I did originally want to use that Darwin quote that’s plastered all over the internet about “it’s not the strongest that survive, but those most adaptive to change” but it turns out he never actually said that, but hey that’s the internet for you.
Looking at the results from a personal point of view it’s clear that the issues highlighted are really pertinent ones from my own experience over the last couple of years:
- Reducing budgets and riding out a recessionary storm during a time of falling salaries and staff– yes.
- Battling to influence at a strategic level. Check.
- Closer cooperation and converging departments – absolutely, but this has seen loads of innovation and a better overall service for the public.

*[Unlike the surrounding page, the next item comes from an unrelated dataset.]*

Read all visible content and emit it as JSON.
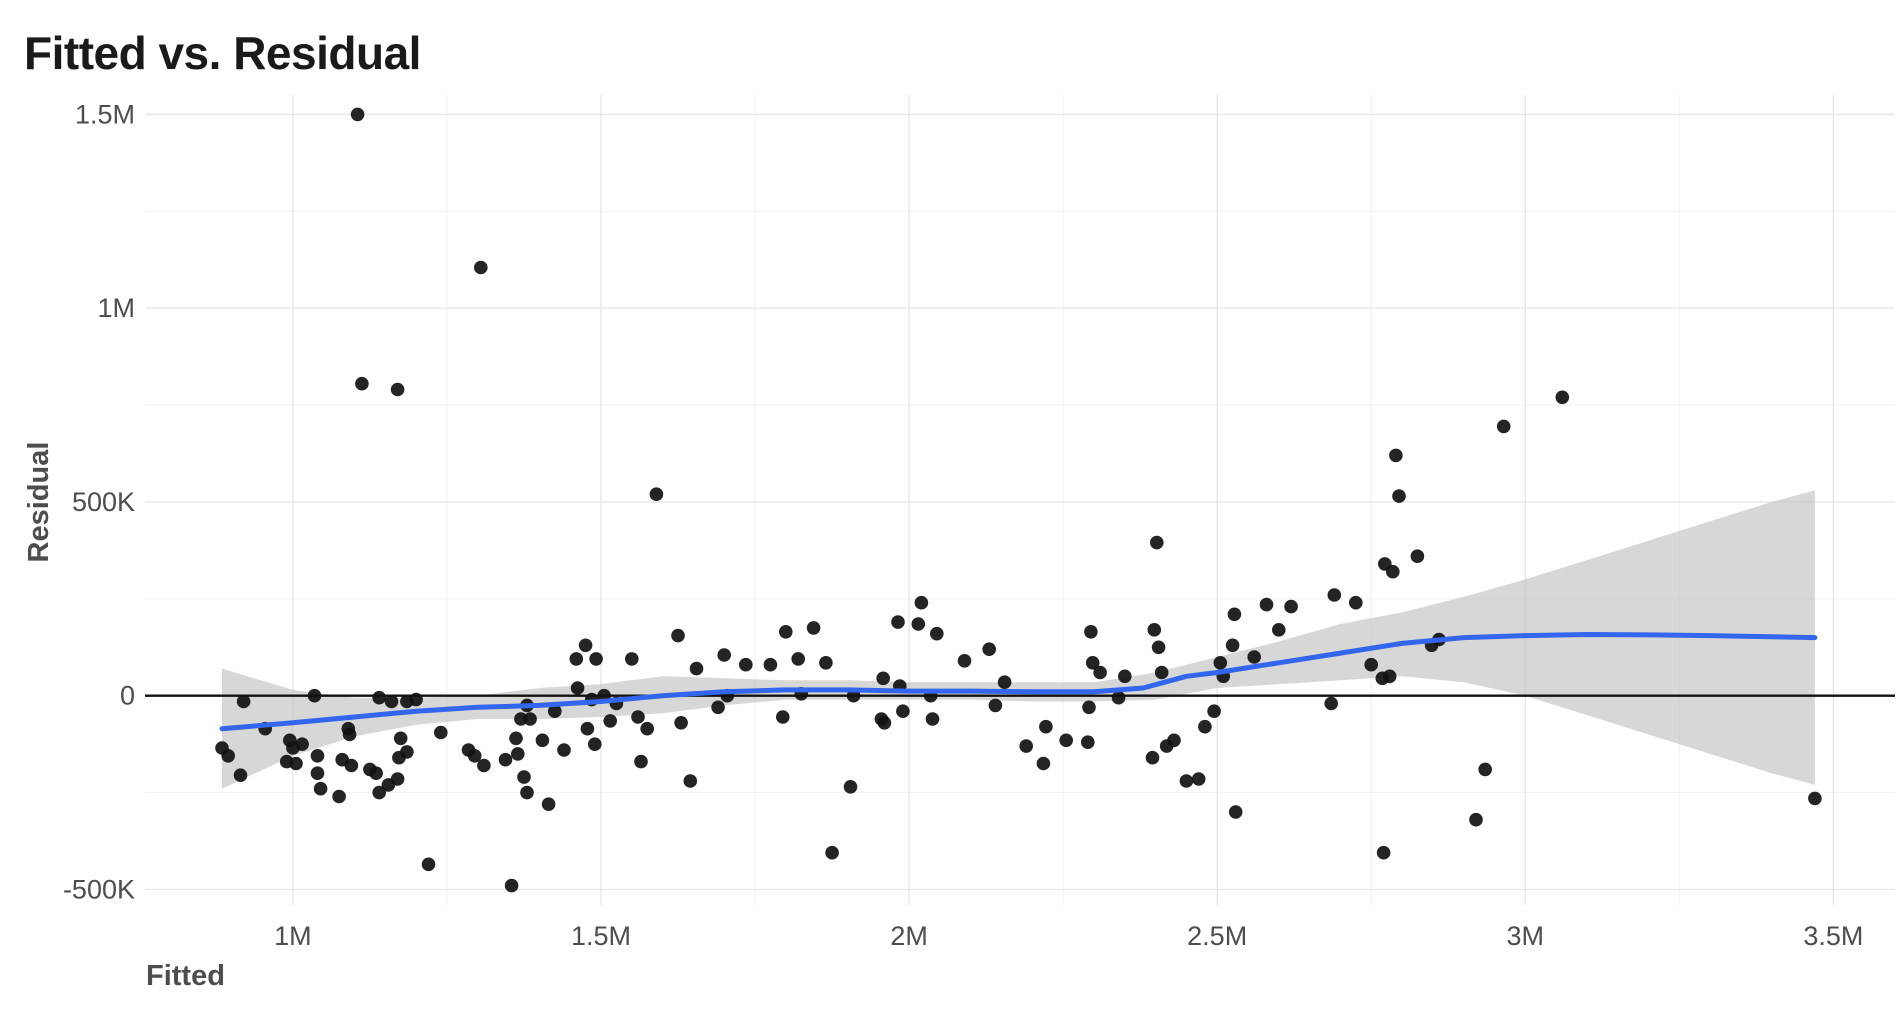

- Coping with challenges online and dealing with the new world of two way conversations – By challenges I would read opportunities because I really do think this is probably the most exciting time to be working in PR as we have a host of new tools to experiment and work with.

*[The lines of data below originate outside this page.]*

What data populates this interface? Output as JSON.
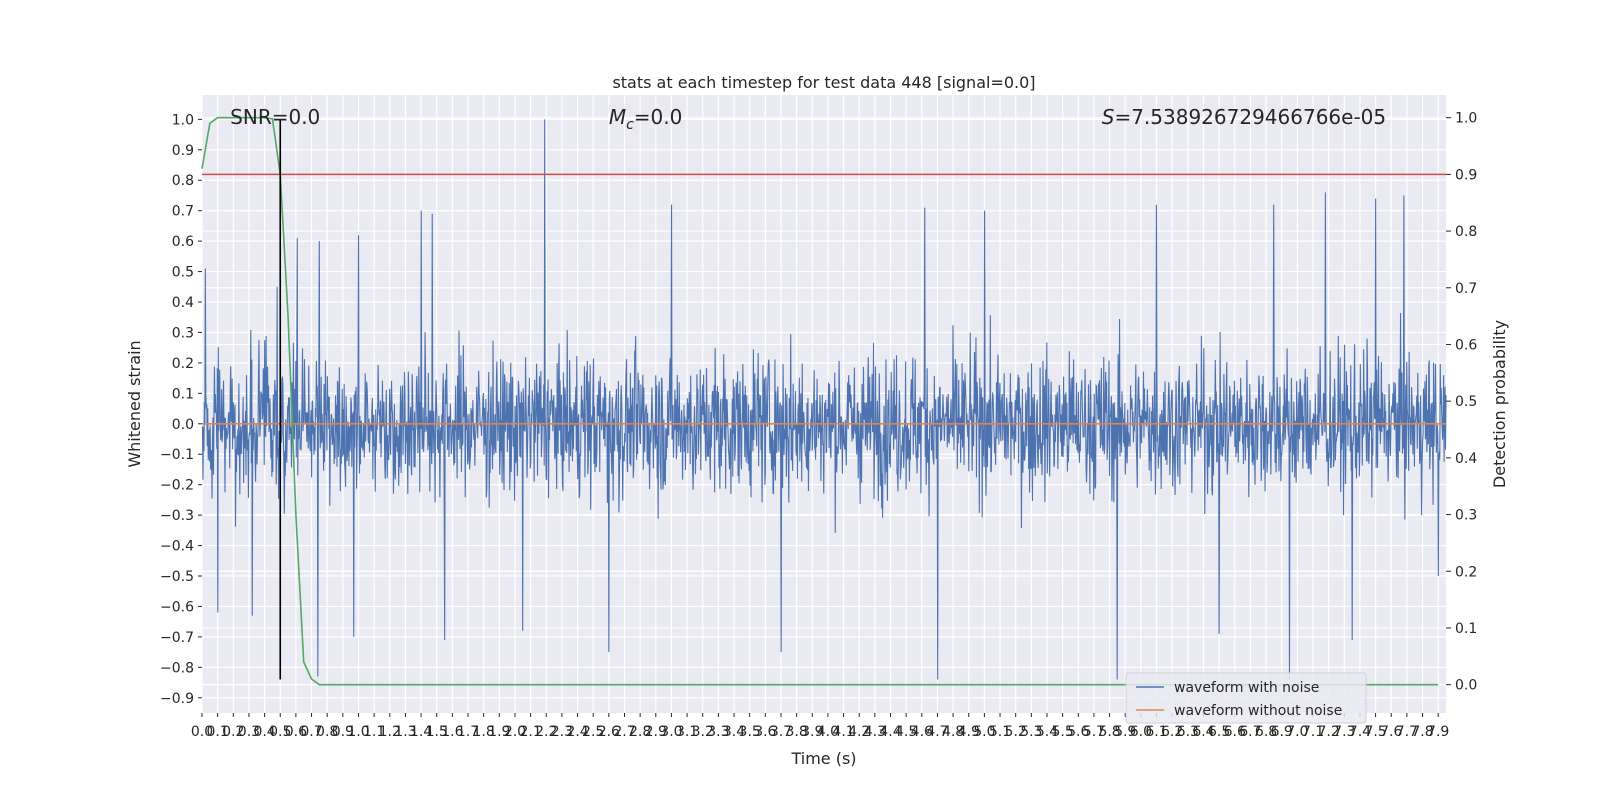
{
  "chart_data": {
    "type": "line",
    "title": "stats at each timestep for test data 448 [signal=0.0]",
    "xlabel": "Time (s)",
    "ylabel_left": "Whitened strain",
    "ylabel_right": "Detection probability",
    "xlim": [
      0.0,
      7.95
    ],
    "ylim_left": [
      -0.95,
      1.08
    ],
    "ylim_right": [
      -0.05,
      1.04
    ],
    "x_ticks": [
      0.0,
      0.1,
      0.2,
      0.3,
      0.4,
      0.5,
      0.6,
      0.7,
      0.8,
      0.9,
      1.0,
      1.1,
      1.2,
      1.3,
      1.4,
      1.5,
      1.6,
      1.7,
      1.8,
      1.9,
      2.0,
      2.1,
      2.2,
      2.3,
      2.4,
      2.5,
      2.6,
      2.7,
      2.8,
      2.9,
      3.0,
      3.1,
      3.2,
      3.3,
      3.4,
      3.5,
      3.6,
      3.7,
      3.8,
      3.9,
      4.0,
      4.1,
      4.2,
      4.3,
      4.4,
      4.5,
      4.6,
      4.7,
      4.8,
      4.9,
      5.0,
      5.1,
      5.2,
      5.3,
      5.4,
      5.5,
      5.6,
      5.7,
      5.8,
      5.9,
      6.0,
      6.1,
      6.2,
      6.3,
      6.4,
      6.5,
      6.6,
      6.7,
      6.8,
      6.9,
      7.0,
      7.1,
      7.2,
      7.3,
      7.4,
      7.5,
      7.6,
      7.7,
      7.8,
      7.9
    ],
    "x_tick_labels": [
      "0.0",
      "0.1",
      "0.2",
      "0.3",
      "0.4",
      "0.5",
      "0.6",
      "0.7",
      "0.8",
      "0.9",
      "1.0",
      "1.1",
      "1.2",
      "1.3",
      "1.4",
      "1.5",
      "1.6",
      "1.7",
      "1.8",
      "1.9",
      "2.0",
      "2.1",
      "2.2",
      "2.3",
      "2.4",
      "2.5",
      "2.6",
      "2.7",
      "2.8",
      "2.9",
      "3.0",
      "3.1",
      "3.2",
      "3.3",
      "3.4",
      "3.5",
      "3.6",
      "3.7",
      "3.8",
      "3.9",
      "4.0",
      "4.1",
      "4.2",
      "4.3",
      "4.4",
      "4.5",
      "4.6",
      "4.7",
      "4.8",
      "4.9",
      "5.0",
      "5.1",
      "5.2",
      "5.3",
      "5.4",
      "5.5",
      "5.6",
      "5.7",
      "5.8",
      "5.9",
      "6.0",
      "6.1",
      "6.2",
      "6.3",
      "6.4",
      "6.5",
      "6.6",
      "6.7",
      "6.8",
      "6.9",
      "7.0",
      "7.1",
      "7.2",
      "7.3",
      "7.4",
      "7.5",
      "7.6",
      "7.7",
      "7.8",
      "7.9"
    ],
    "y_ticks_left": [
      1.0,
      0.9,
      0.8,
      0.7,
      0.6,
      0.5,
      0.4,
      0.3,
      0.2,
      0.1,
      0.0,
      -0.1,
      -0.2,
      -0.3,
      -0.4,
      -0.5,
      -0.6,
      -0.7,
      -0.8,
      -0.9
    ],
    "y_tick_labels_left": [
      "1.0",
      "0.9",
      "0.8",
      "0.7",
      "0.6",
      "0.5",
      "0.4",
      "0.3",
      "0.2",
      "0.1",
      "0.0",
      "−0.1",
      "−0.2",
      "−0.3",
      "−0.4",
      "−0.5",
      "−0.6",
      "−0.7",
      "−0.8",
      "−0.9"
    ],
    "y_ticks_right": [
      1.0,
      0.9,
      0.8,
      0.7,
      0.6,
      0.5,
      0.4,
      0.3,
      0.2,
      0.1,
      0.0
    ],
    "y_tick_labels_right": [
      "1.0",
      "0.9",
      "0.8",
      "0.7",
      "0.6",
      "0.5",
      "0.4",
      "0.3",
      "0.2",
      "0.1",
      "0.0"
    ],
    "grid": true,
    "legend_placement": "lower-right",
    "series": [
      {
        "name": "waveform with noise",
        "axis": "left",
        "color": "#4c72b0",
        "rendering": "dense noise trace, t from 0.0 to 7.95 s, amplitude mostly within about ±0.45 with peaks near +0.75 and a spike to 1.0 at t≈2.19 s",
        "peaks": [
          {
            "x": 0.02,
            "y": 0.51
          },
          {
            "x": 0.48,
            "y": 0.45
          },
          {
            "x": 0.61,
            "y": 0.61
          },
          {
            "x": 0.75,
            "y": 0.6
          },
          {
            "x": 1.0,
            "y": 0.62
          },
          {
            "x": 1.4,
            "y": 0.7
          },
          {
            "x": 1.47,
            "y": 0.69
          },
          {
            "x": 2.19,
            "y": 1.0
          },
          {
            "x": 3.0,
            "y": 0.72
          },
          {
            "x": 4.62,
            "y": 0.71
          },
          {
            "x": 5.0,
            "y": 0.7
          },
          {
            "x": 6.1,
            "y": 0.72
          },
          {
            "x": 6.85,
            "y": 0.72
          },
          {
            "x": 7.18,
            "y": 0.76
          },
          {
            "x": 7.5,
            "y": 0.74
          },
          {
            "x": 7.68,
            "y": 0.75
          }
        ],
        "troughs": [
          {
            "x": 0.1,
            "y": -0.62
          },
          {
            "x": 0.32,
            "y": -0.63
          },
          {
            "x": 0.74,
            "y": -0.83
          },
          {
            "x": 0.97,
            "y": -0.7
          },
          {
            "x": 1.55,
            "y": -0.71
          },
          {
            "x": 2.05,
            "y": -0.68
          },
          {
            "x": 2.6,
            "y": -0.75
          },
          {
            "x": 3.7,
            "y": -0.75
          },
          {
            "x": 4.7,
            "y": -0.84
          },
          {
            "x": 5.85,
            "y": -0.84
          },
          {
            "x": 6.5,
            "y": -0.69
          },
          {
            "x": 6.95,
            "y": -0.84
          },
          {
            "x": 7.35,
            "y": -0.71
          },
          {
            "x": 7.9,
            "y": -0.5
          }
        ]
      },
      {
        "name": "waveform without noise",
        "axis": "left",
        "color": "#dd8452",
        "x": [
          0.0,
          7.95
        ],
        "y": [
          0.0,
          0.0
        ]
      },
      {
        "axis": "right",
        "color": "#55a868",
        "x": [
          0.0,
          0.05,
          0.1,
          0.15,
          0.2,
          0.25,
          0.3,
          0.35,
          0.4,
          0.45,
          0.5,
          0.55,
          0.6,
          0.65,
          0.7,
          0.75,
          0.8,
          7.9
        ],
        "y": [
          0.91,
          0.99,
          1.0,
          1.0,
          1.0,
          1.0,
          1.0,
          1.0,
          1.0,
          0.998,
          0.9,
          0.65,
          0.3,
          0.04,
          0.01,
          0.0,
          0.0,
          0.0
        ]
      },
      {
        "axis": "right",
        "color": "#c44e52",
        "x": [
          0.0,
          7.95
        ],
        "y": [
          0.9,
          0.9
        ]
      },
      {
        "axis": "left",
        "color": "#000000",
        "x": [
          0.5,
          0.5
        ],
        "y": [
          -0.84,
          1.0
        ]
      }
    ],
    "annotations": [
      {
        "text": "SNR=0.0",
        "x": 0.18
      },
      {
        "text_sym": "M",
        "text_sub": "c",
        "text_rest": "=0.0",
        "x": 2.6
      },
      {
        "text_sym": "S",
        "text_rest": "=7.538926729466766e-05",
        "x": 5.75
      }
    ]
  }
}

The last three years at Northumberland has seen us transform almost everything we do around PR and in the grips of recession we’ve embraced these tools and seen some excellent results.

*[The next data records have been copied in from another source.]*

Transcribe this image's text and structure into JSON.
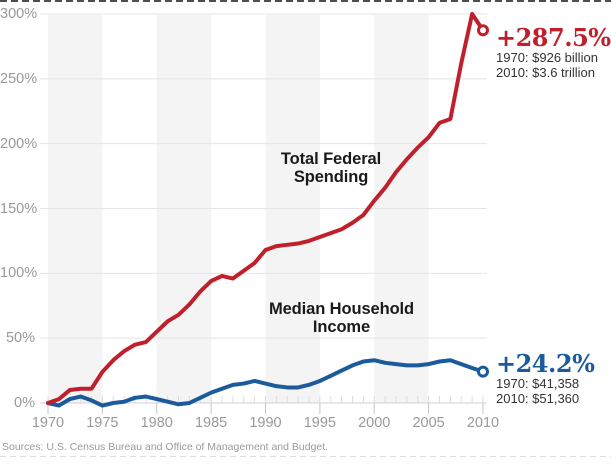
{
  "annotations": {
    "spending": {
      "value": "+287.5%",
      "detail1": "1970: $926 billion",
      "detail2": "2010: $3.6 trillion"
    },
    "income": {
      "value": "+24.2%",
      "detail1": "1970: $41,358",
      "detail2": "2010: $51,360"
    }
  },
  "series_labels": {
    "spending": "Total Federal\nSpending",
    "income": "Median Household\nIncome"
  },
  "source": "Sources: U.S. Census Bureau and Office of Management and Budget.",
  "colors": {
    "spending": "#c0202c",
    "income": "#1b5a9b",
    "stripe": "#f4f4f4",
    "gridline": "#e4e4e4",
    "axis": "#d2d2d2",
    "tick_minor": "#dcdcdc",
    "tick_major": "#c6c6c6",
    "axis_text": "#999999",
    "detail_text": "#333333",
    "label_text": "#1a1a1a"
  },
  "chart_data": {
    "type": "line",
    "x": [
      1970,
      1971,
      1972,
      1973,
      1974,
      1975,
      1976,
      1977,
      1978,
      1979,
      1980,
      1981,
      1982,
      1983,
      1984,
      1985,
      1986,
      1987,
      1988,
      1989,
      1990,
      1991,
      1992,
      1993,
      1994,
      1995,
      1996,
      1997,
      1998,
      1999,
      2000,
      2001,
      2002,
      2003,
      2004,
      2005,
      2006,
      2007,
      2008,
      2009,
      2010
    ],
    "series": [
      {
        "name": "Total Federal Spending",
        "end_value_label": "+287.5%",
        "values": [
          0,
          3,
          10,
          11,
          11,
          24,
          33,
          40,
          45,
          47,
          55,
          63,
          68,
          76,
          86,
          94,
          98,
          96,
          102,
          108,
          118,
          121,
          122,
          123,
          125,
          128,
          131,
          134,
          139,
          145,
          156,
          166,
          178,
          188,
          197,
          205,
          216,
          219,
          262,
          300,
          287.5
        ]
      },
      {
        "name": "Median Household Income",
        "end_value_label": "+24.2%",
        "values": [
          0,
          -2,
          3,
          5,
          2,
          -2,
          0,
          1,
          4,
          5,
          3,
          1,
          -1,
          0,
          4,
          8,
          11,
          14,
          15,
          17,
          15,
          13,
          12,
          12,
          14,
          17,
          21,
          25,
          29,
          32,
          33,
          31,
          30,
          29,
          29,
          30,
          32,
          33,
          30,
          27,
          24.2
        ]
      }
    ],
    "xlabel": "",
    "ylabel": "",
    "units": "percent change since 1970",
    "yticks": [
      0,
      50,
      100,
      150,
      200,
      250,
      300
    ],
    "ytick_labels": [
      "0%",
      "50%",
      "100%",
      "150%",
      "200%",
      "250%",
      "300%"
    ],
    "xticks": [
      1970,
      1975,
      1980,
      1985,
      1990,
      1995,
      2000,
      2005,
      2010
    ],
    "ylim": [
      0,
      300
    ],
    "xlim": [
      1970,
      2010
    ],
    "grid": "horizontal",
    "background": "alternating 5-year vertical bands",
    "legend": "inline labels with end-point annotations"
  }
}
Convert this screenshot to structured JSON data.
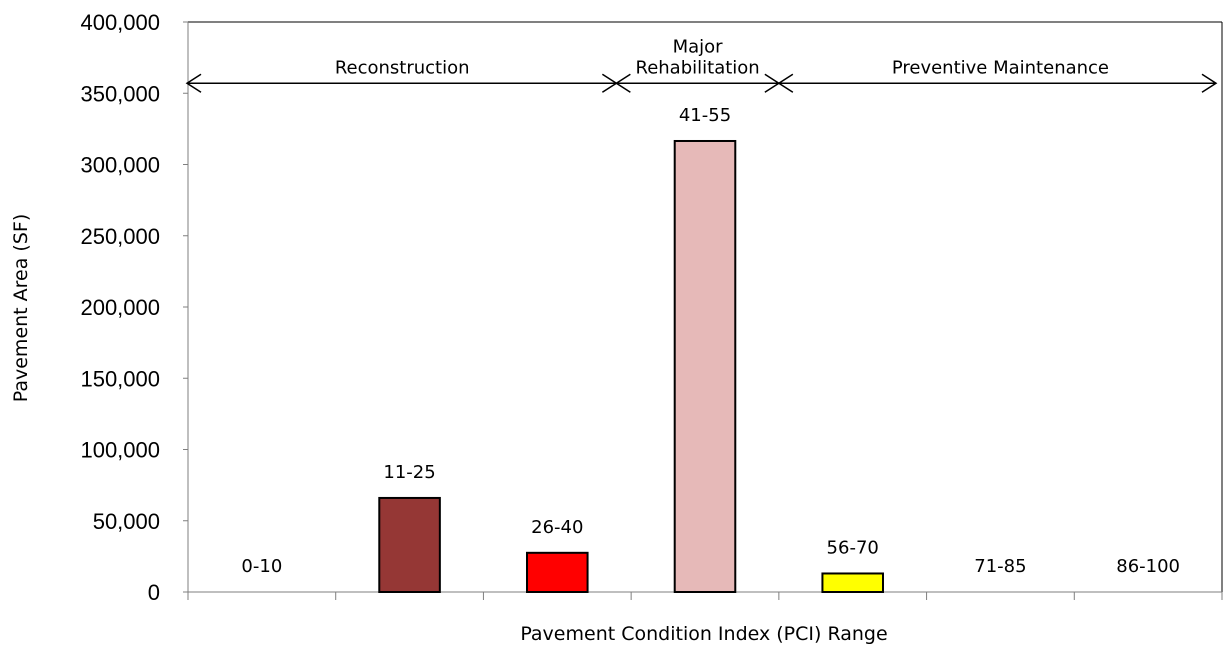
{
  "chart_data": {
    "type": "bar",
    "xlabel": "Pavement Condition Index (PCI) Range",
    "ylabel": "Pavement  Area (SF)",
    "ylim": [
      0,
      400000
    ],
    "yticks": [
      "0",
      "50,000",
      "100,000",
      "150,000",
      "200,000",
      "250,000",
      "300,000",
      "350,000",
      "400,000"
    ],
    "ytick_values": [
      0,
      50000,
      100000,
      150000,
      200000,
      250000,
      300000,
      350000,
      400000
    ],
    "grid": false,
    "categories": [
      "0-10",
      "11-25",
      "26-40",
      "41-55",
      "56-70",
      "71-85",
      "86-100"
    ],
    "values": [
      0,
      66000,
      27500,
      316500,
      13000,
      0,
      0
    ],
    "bar_colors": [
      "#ffffff",
      "#953735",
      "#ff0000",
      "#e6b9b8",
      "#ffff00",
      "#ffffff",
      "#ffffff"
    ],
    "zones": [
      {
        "lines": [
          "Reconstruction"
        ],
        "from": 0,
        "to": 2.9
      },
      {
        "lines": [
          "Major",
          "Rehabilitation"
        ],
        "from": 2.9,
        "to": 4.0
      },
      {
        "lines": [
          "Preventive Maintenance"
        ],
        "from": 4.0,
        "to": 7.0
      }
    ],
    "zone_arrow_value": 357000
  }
}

Despite huge change and significant budget challenges we’ve seen the level of people feeling well informed increase by more than 10%, attracted more than 46,000 people to our social networks and regularly engage with thousands of people a month using them.
The recent bad weather in January again demonstrated just how valuable this new approach is to local government (I blogged about that here) and our latest analysis shows that we had 8,500 direct interactions with residents on Facebook alone in that single month.
So how will PR/communications continue to change? Will this exceptional pace of change increase? What’s round the corner? Sorry I’ve got no idea and won’t pretend to, but some of the things I’m sure will be important to comms professionals (certainly in the public sector) could be:
- The way we influence and measure engagement across all channels.
- Our impact on customer services and social reporting.
- Channel shift, web transactions and how we contribute to savings.
- Visual search and how people find information online.
- Advertising to increasingly niche audiences in smarter ways.
One thing I have noticed recently is perhaps a feeling that digital communications is the only show in town and that everything else is the PR equivalent of pushing your smalls through a mangle. It might seem strange for me to say this given all my previous bluster but I come at this from a slightly different angle.
We got into it through necessity, the need to adapt our comms so that it thrived and survived in the modern online world, but the truth is that it is still only part of the overall mix.
It’s a hugely exciting and powerful channel but is still only part of the picture (certainly in Northumberland) that still includes print, broadcast, direct, advertising and face to face communications.
In the ‘two way street’ (See the excellent book Brand Anarchy) modern PR is heavily dependent on social media but still intrinsically linked to a whole range of other channels and influencers.
I’ve found that every council, area, organisation or sector is different and has its own unique challenges. So for me the most important thing is communicating in the most appropriate way that gets the best results for your particular organisation.